GENF - Der UN-Hochkommissar für Menschenrechte Volker Türk sagte am Dienstag, dass das Büro, das er seit 2022 leitet, seit acht Jahren keine Missionen in die Westsahara durchgeführt hat und betonte, dass es sehr wichtig sei, dies wieder tun zu können.
"Angesichts der Tatsache, dass der letzte Besuch des Büros acht Jahre zurückliegt, ist es von entscheidender Bedeutung, dass wir in der Lage sind, sinnvolle Missionen in der Region wieder aufzunehmen", sagte Türk in seinem Jahresbericht an den UN-Menschenrechtsrat, in dem er die Situation der Grundfreiheiten in verschiedenen Teilen der Welt ansprach.
Der Hochkommissar erwähnte die besetzte Westsahara in seinem Kapitel über Konfliktzonen, in dem er unter anderem Krisen in Ländern anführte, in denen "ein Viertel der Menschheit lebt", wie Syrien, Mali, Burkina Faso, Äthiopien, Eritrea, Jemen, Libyen, Kaschmir und Haiti.

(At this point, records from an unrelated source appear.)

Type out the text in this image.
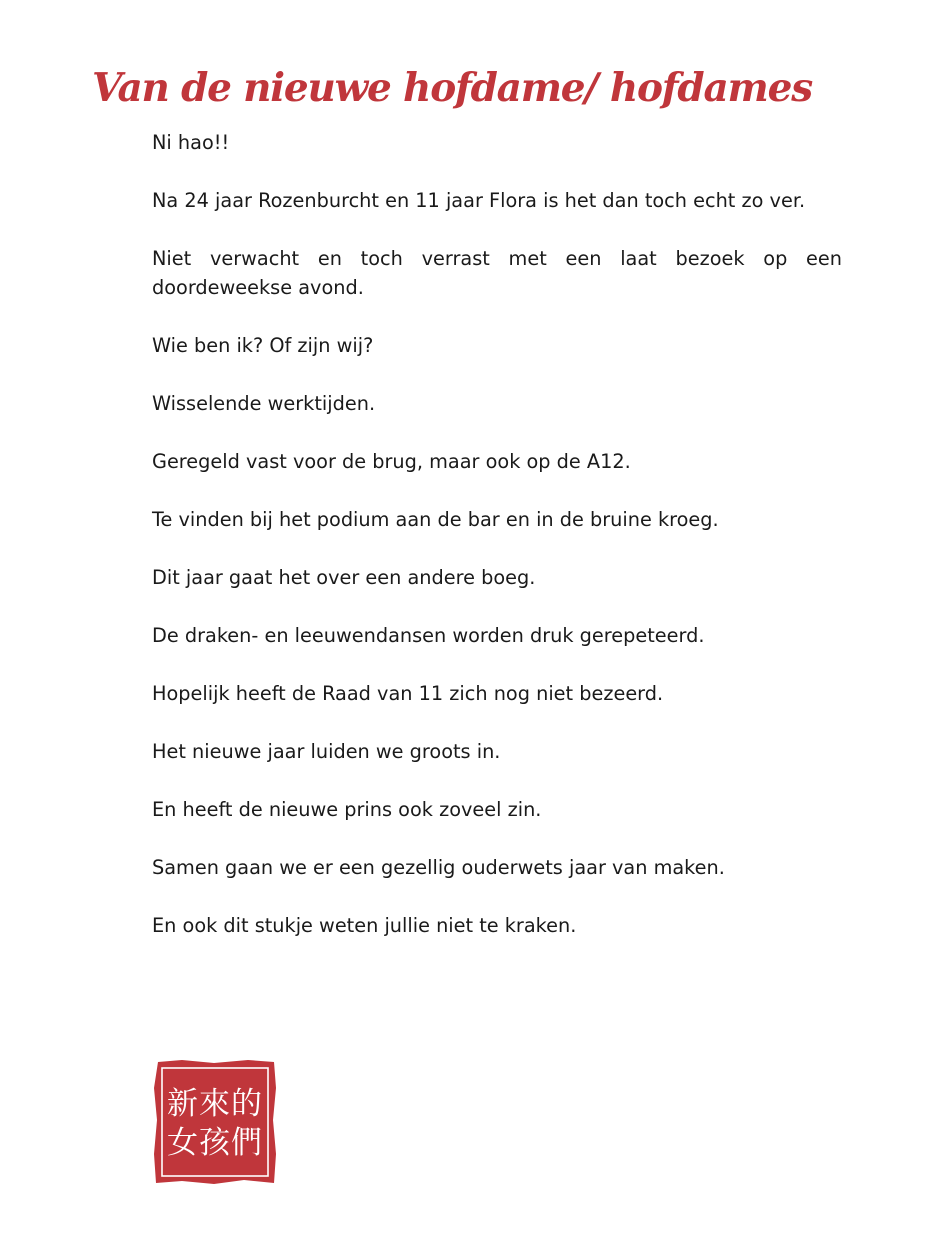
Van de nieuwe hofdame/ hofdames

Ni hao!!

Na 24 jaar Rozenburcht en 11 jaar Flora is het dan toch echt zo ver.

Niet verwacht en toch verrast met een laat bezoek op een doordeweekse avond.

Wie ben ik? Of zijn wij?

Wisselende werktijden.

Geregeld vast voor de brug, maar ook op de A12.

Te vinden bij het podium aan de bar en in de bruine kroeg.

Dit jaar gaat het over een andere boeg.

De draken- en leeuwendansen worden druk gerepeteerd.

Hopelijk heeft de Raad van 11 zich nog niet bezeerd.

Het nieuwe jaar luiden we groots in.

En heeft de nieuwe prins ook zoveel zin.

Samen gaan we er een gezellig ouderwets jaar van maken.

En ook dit stukje weten jullie niet te kraken.

新來的
女孩們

"Die Missachtung von Menschen erreicht ein erschreckendes Ausmaß, wenn Krieg ausbricht und Gewalt zum Alltag wird", wobei Zivilisten in Konflikten am meisten leiden", so Türk in seiner Rede.
Die Äußerungen des Hochkommissars kommen zu einer Zeit, in der weiterhin über Menschenrechtsverletzungen in den besetzten Saharaui-Gebieten berichtet wird.

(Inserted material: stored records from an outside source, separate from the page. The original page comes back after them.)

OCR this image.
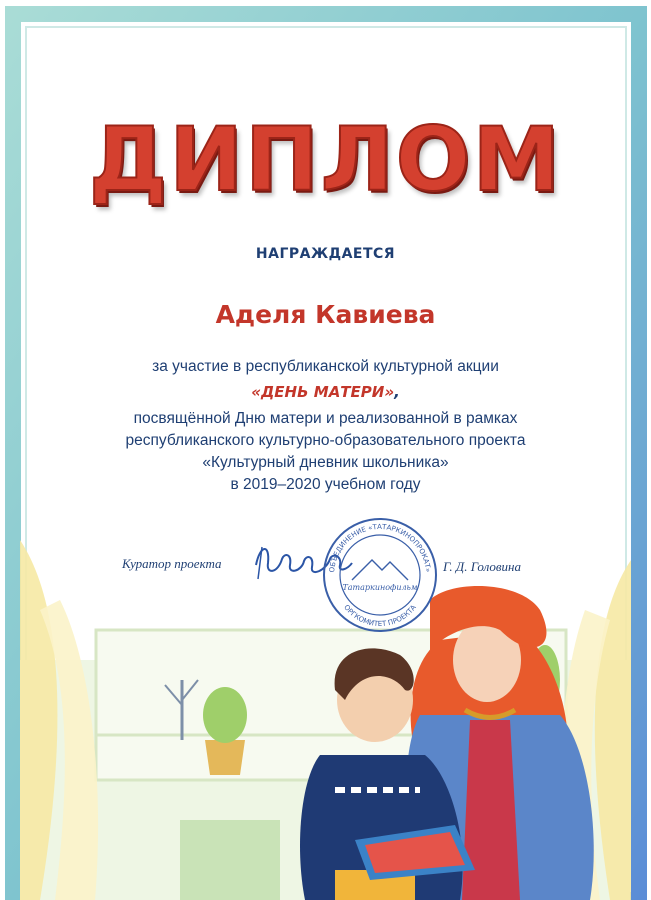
ДИПЛОМ
НАГРАЖДАЕТСЯ
Аделя Кавиева
за участие в республиканской культурной акции
«ДЕНЬ МАТЕРИ»,
посвящённой Дню матери и реализованной в рамках
республиканского культурно-образовательного проекта
«Культурный дневник школьника»
в 2019–2020 учебном году
Куратор проекта	ОБЪЕДИНЕНИЕ «ТАТАРКИНОПРОКАТ»
ОРГКОМИТЕТ ПРОЕКТА
Татаркинофильм
Г. Д. Головина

Die Nichtregierungsorganisation Human Rights Watch (HRW) prangerte in ihrem Jahresbericht 2022 die verschiedenen Exzesse und Menschenrechtsverletzungen an, die von Marokko in diesem nicht selbstverwalteten Gebiet und gegenüber Flüchtlingen und Asylbewerbern begangen werden.

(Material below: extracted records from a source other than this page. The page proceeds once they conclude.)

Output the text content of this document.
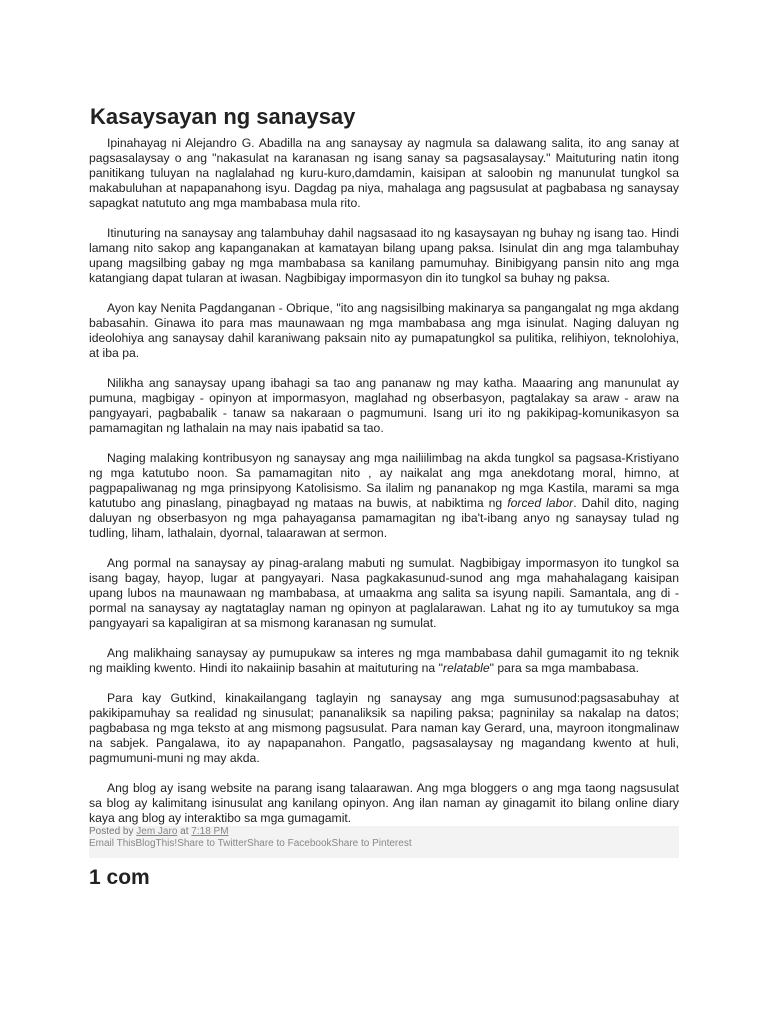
Kasaysayan ng sanaysay

Ipinahayag ni Alejandro G. Abadilla na ang sanaysay ay nagmula sa dalawang salita, ito ang sanay at pagsasalaysay o ang "nakasulat na karanasan ng isang sanay sa pagsasalaysay." Maituturing natin itong panitikang tuluyan na naglalahad ng kuru-kuro,damdamin, kaisipan at saloobin ng manunulat tungkol sa makabuluhan at napapanahong isyu. Dagdag pa niya, mahalaga ang pagsusulat at pagbabasa ng sanaysay sapagkat natututo ang mga mambabasa mula rito.

Itinuturing na sanaysay ang talambuhay dahil nagsasaad ito ng kasaysayan ng buhay ng isang tao. Hindi lamang nito sakop ang kapanganakan at kamatayan bilang upang paksa. Isinulat din ang mga talambuhay upang magsilbing gabay ng mga mambabasa sa kanilang pamumuhay. Binibigyang pansin nito ang mga katangiang dapat tularan at iwasan. Nagbibigay impormasyon din ito tungkol sa buhay ng paksa.

Ayon kay Nenita Pagdanganan - Obrique, "ito ang nagsisilbing makinarya sa pangangalat ng mga akdang babasahin. Ginawa ito para mas maunawaan ng mga mambabasa ang mga isinulat. Naging daluyan ng ideolohiya ang sanaysay dahil karaniwang paksain nito ay pumapatungkol sa pulitika, relihiyon, teknolohiya, at iba pa.

Nilikha ang sanaysay upang ibahagi sa tao ang pananaw ng may katha. Maaaring ang manunulat ay pumuna, magbigay - opinyon at impormasyon, maglahad ng obserbasyon, pagtalakay sa araw - araw na pangyayari, pagbabalik - tanaw sa nakaraan o pagmumuni. Isang uri ito ng pakikipag-komunikasyon sa pamamagitan ng lathalain na may nais ipabatid sa tao.

Naging malaking kontribusyon ng sanaysay ang mga nailiilimbag na akda tungkol sa pagsasa-Kristiyano ng mga katutubo noon. Sa pamamagitan nito , ay naikalat ang mga anekdotang moral, himno, at pagpapaliwanag ng mga prinsipyong Katolisismo. Sa ilalim ng pananakop ng mga Kastila, marami sa mga katutubo ang pinaslang, pinagbayad ng mataas na buwis, at nabiktima ng forced labor. Dahil dito, naging daluyan ng obserbasyon ng mga pahayagansa pamamagitan ng iba't-ibang anyo ng sanaysay tulad ng tudling, liham, lathalain, dyornal, talaarawan at sermon.

Ang pormal na sanaysay ay pinag-aralang mabuti ng sumulat. Nagbibigay impormasyon ito tungkol sa isang bagay, hayop, lugar at pangyayari. Nasa pagkakasunud-sunod ang mga mahahalagang kaisipan upang lubos na maunawaan ng mambabasa, at umaakma ang salita sa isyung napili. Samantala, ang di - pormal na sanaysay ay nagtataglay naman ng opinyon at paglalarawan. Lahat ng ito ay tumutukoy sa mga pangyayari sa kapaligiran at sa mismong karanasan ng sumulat.

Ang malikhaing sanaysay ay pumupukaw sa interes ng mga mambabasa dahil gumagamit ito ng teknik ng maikling kwento. Hindi ito nakaiinip basahin at maituturing na "relatable" para sa mga mambabasa.

Para kay Gutkind, kinakailangang taglayin ng sanaysay ang mga sumusunod:pagsasabuhay at pakikipamuhay sa realidad ng sinusulat; pananaliksik sa napiling paksa; pagninilay sa nakalap na datos; pagbabasa ng mga teksto at ang mismong pagsusulat. Para naman kay Gerard, una, mayroon itongmalinaw na sabjek. Pangalawa, ito ay napapanahon. Pangatlo, pagsasalaysay ng magandang kwento at huli, pagmumuni-muni ng may akda.

Ang blog ay isang website na parang isang talaarawan. Ang mga bloggers o ang mga taong nagsusulat sa blog ay kalimitang isinusulat ang kanilang opinyon. Ang ilan naman ay ginagamit ito bilang online diary kaya ang blog ay interaktibo sa mga gumagamit.

Posted by Jem Jaro at 7:18 PM
Email ThisBlogThis!Share to TwitterShare to FacebookShare to Pinterest
1 com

Die marokkanischen Besatzungstruppen "haben systematisch Kundgebungen zur Unterstützung der saharauischen Selbstbestimmung verhindert und die Arbeit einiger lokaler Menschenrechtsgruppen behindert, unter anderem durch die Blockierung ihrer Akkreditierung", heißt es in dem Bericht.
In dem Dokument heißt es, dass "neunzehn saharauische Männer nach der gewaltsamen Auflösung ihres Lagers in Gdeim Izik inhaftiert blieben, nachdem sie 2013 und 2017 in unfairen Verfahren verurteilt worden waren".
"Im Juni reichten achtzehn von ihnen bei der UN-Arbeitsgruppe für willkürliche Inhaftierungen eine Beschwerde gegen die marokkanische Regierung ein und behaupteten, Opfer von Folter und politischer Repression zu sein", erinnerte er.